Point the SDK at the deployed function's URL — no other changes needed:

import httpx
import openai

import mlrun

client = openai.OpenAI(
    base_url=fn.get_url(),
    api_key="dummy",  # MLRun doesn't enforce a key; pass anything non-empty
    http_client=httpx.Client(verify=mlrun.mlconf.httpdb.http.verify),
)

response = client.chat.completions.create(
    model="gpt-4",
    messages=[{"role": "user", "content": "Hello"}],
)

The SDK deserializes the response into a typed ChatCompletion object — the output body mappings filter extra fields and enforce mandatory ones to match what the SDK expects.

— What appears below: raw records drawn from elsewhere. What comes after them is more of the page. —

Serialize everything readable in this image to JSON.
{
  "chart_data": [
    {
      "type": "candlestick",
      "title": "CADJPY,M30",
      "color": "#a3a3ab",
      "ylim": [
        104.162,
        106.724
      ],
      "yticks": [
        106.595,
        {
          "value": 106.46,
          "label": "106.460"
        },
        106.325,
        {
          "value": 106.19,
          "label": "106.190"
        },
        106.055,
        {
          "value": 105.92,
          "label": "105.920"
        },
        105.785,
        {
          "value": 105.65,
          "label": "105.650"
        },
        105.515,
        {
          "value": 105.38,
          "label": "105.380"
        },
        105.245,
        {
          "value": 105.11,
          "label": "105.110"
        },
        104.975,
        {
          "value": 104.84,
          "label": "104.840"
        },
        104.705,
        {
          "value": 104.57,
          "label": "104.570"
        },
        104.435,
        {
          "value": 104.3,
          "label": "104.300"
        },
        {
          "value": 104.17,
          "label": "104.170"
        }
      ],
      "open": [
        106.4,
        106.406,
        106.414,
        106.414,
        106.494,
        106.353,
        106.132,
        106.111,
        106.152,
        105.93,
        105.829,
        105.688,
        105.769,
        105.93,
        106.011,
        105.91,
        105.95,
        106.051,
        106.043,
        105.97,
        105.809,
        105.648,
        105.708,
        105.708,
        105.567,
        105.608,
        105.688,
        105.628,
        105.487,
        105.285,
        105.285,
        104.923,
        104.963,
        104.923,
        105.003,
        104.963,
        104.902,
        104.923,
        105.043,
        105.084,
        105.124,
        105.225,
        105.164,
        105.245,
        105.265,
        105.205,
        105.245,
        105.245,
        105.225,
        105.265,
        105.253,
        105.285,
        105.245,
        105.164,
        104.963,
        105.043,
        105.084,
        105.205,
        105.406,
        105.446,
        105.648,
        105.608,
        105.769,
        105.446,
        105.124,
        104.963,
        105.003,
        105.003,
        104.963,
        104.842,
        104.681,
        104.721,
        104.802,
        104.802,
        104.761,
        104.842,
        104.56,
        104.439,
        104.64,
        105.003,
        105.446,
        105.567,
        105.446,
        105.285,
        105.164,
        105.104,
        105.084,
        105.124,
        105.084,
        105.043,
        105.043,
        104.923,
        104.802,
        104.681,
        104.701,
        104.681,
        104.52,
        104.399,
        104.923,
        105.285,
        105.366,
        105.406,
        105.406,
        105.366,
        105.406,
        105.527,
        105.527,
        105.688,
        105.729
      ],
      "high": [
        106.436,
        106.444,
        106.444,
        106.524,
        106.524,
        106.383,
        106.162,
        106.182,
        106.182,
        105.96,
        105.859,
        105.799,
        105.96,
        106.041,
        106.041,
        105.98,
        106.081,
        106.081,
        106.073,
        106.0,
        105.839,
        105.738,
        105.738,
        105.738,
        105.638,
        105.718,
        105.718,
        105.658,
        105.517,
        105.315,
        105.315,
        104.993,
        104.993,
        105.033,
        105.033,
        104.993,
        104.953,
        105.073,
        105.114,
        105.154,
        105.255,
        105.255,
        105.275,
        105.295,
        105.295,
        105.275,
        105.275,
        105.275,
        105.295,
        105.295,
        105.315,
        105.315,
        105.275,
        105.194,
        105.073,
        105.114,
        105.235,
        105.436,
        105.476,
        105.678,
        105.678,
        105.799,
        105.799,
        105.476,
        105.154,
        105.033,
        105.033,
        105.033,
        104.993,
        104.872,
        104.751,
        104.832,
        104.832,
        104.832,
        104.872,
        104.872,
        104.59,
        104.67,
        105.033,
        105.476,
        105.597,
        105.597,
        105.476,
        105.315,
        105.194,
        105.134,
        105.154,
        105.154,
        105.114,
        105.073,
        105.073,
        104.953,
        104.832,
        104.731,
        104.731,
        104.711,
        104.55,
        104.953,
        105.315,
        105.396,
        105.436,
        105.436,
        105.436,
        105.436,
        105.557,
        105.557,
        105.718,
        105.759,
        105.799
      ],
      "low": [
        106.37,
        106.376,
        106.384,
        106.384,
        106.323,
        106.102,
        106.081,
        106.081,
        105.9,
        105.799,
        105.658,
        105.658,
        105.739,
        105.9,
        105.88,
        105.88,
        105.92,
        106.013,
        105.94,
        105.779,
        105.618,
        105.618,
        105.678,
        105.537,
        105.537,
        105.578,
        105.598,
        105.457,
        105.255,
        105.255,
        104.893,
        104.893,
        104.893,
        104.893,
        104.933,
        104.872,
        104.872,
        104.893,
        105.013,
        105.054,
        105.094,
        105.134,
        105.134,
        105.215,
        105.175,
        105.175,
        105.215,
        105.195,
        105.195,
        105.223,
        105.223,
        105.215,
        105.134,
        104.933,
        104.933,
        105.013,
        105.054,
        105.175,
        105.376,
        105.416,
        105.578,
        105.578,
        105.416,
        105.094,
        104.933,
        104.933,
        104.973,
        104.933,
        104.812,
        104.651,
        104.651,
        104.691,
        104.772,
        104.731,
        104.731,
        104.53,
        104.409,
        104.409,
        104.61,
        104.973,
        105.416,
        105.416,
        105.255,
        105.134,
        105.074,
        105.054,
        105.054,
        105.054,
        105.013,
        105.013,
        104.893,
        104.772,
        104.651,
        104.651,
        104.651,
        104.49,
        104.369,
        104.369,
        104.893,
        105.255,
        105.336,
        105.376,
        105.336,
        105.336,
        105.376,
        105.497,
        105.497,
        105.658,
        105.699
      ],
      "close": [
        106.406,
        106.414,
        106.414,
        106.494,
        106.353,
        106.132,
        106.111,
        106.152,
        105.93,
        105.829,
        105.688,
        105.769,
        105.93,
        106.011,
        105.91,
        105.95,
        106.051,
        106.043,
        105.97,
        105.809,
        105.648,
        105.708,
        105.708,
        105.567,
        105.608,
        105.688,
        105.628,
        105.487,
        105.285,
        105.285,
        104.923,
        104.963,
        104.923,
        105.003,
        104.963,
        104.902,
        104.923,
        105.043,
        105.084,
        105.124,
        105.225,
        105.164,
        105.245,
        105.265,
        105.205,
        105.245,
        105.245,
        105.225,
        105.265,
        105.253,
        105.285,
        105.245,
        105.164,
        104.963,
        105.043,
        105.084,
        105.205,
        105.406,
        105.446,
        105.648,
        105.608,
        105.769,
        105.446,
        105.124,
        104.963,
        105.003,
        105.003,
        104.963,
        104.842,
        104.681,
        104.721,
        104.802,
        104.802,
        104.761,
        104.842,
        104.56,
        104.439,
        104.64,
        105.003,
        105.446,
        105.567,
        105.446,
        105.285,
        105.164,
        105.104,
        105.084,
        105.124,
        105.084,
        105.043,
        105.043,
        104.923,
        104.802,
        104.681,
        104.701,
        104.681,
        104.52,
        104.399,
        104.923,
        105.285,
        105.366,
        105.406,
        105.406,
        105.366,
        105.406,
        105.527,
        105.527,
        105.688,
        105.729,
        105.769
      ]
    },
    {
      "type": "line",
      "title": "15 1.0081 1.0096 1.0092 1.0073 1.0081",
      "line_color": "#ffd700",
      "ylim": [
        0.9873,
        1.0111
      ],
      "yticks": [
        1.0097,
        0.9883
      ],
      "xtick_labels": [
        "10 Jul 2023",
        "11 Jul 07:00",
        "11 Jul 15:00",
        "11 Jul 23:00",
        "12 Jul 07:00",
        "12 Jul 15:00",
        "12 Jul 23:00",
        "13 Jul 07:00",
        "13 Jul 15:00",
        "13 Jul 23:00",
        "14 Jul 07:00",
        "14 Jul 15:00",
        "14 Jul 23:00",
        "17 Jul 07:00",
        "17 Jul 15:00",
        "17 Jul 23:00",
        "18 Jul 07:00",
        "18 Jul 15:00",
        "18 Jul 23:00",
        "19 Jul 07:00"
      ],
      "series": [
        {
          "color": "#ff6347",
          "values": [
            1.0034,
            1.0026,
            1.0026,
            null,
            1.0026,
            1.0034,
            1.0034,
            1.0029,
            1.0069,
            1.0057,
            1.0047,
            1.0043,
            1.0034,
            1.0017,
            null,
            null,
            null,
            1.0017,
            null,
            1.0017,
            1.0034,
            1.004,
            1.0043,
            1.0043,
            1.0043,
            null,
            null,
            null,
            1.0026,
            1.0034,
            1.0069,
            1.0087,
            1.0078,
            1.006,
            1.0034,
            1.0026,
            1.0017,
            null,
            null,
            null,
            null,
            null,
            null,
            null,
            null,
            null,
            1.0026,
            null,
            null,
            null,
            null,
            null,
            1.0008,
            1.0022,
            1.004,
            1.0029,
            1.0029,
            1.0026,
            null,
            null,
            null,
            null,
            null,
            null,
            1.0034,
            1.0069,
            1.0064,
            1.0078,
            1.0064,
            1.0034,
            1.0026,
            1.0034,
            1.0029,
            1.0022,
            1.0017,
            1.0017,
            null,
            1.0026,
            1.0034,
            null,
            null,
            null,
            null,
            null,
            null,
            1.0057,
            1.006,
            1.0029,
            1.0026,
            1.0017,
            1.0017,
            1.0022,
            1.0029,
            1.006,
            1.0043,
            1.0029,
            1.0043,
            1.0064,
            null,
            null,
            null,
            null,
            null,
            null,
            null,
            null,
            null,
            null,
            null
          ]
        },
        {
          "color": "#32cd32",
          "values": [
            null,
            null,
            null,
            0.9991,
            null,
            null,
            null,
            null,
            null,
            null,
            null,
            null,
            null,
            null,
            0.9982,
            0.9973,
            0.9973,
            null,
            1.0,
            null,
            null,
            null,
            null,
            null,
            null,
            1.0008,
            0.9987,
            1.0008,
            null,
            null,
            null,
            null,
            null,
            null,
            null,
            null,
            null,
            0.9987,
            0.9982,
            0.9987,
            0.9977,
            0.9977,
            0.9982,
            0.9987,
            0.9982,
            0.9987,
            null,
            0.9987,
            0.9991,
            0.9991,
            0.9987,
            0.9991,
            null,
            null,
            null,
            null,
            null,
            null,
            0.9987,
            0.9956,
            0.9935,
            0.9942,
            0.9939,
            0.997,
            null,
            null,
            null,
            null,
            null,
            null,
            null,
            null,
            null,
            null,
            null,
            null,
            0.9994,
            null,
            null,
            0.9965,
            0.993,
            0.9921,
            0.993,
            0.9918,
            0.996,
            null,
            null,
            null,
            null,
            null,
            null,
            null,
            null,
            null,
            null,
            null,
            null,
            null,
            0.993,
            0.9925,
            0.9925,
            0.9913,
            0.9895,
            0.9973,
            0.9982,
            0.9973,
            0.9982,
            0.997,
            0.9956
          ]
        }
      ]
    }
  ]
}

Custom endpoints alongside#

set_openai_frontend() is additive — it merges its endpoints into the existing APIHandlerConfig. You can add custom endpoints (e.g. health checks, admin) on top:

from http import HTTPMethod
from mlrun.common.schemas.serving import APIHandlerAction

fn.set_openai_frontend(prefix="/v1")
config = APIHandlerConfig.from_dict(fn.spec.api_handler_config)
config.add_endpoint_handler("/health", HTTPMethod.GET, APIHandlerAction.ALLOW)
fn.set_api_handler_config(config)

Returning errors#

Raise an mlrun.errors.MLRunHTTPStatusError subclass to surface a precise HTTP status code (e.g. MLRunNotFoundError → 404). To return an OpenAI-shaped error envelope (so the SDK deserializes it as a typed error), return Response(body={"error": {...}}, status_code=4xx, content_type="application/json") — the output body mapping is skipped on non-2xx, so the body and status code pass through to the caller intact. See Returning a custom HTTP status code for details.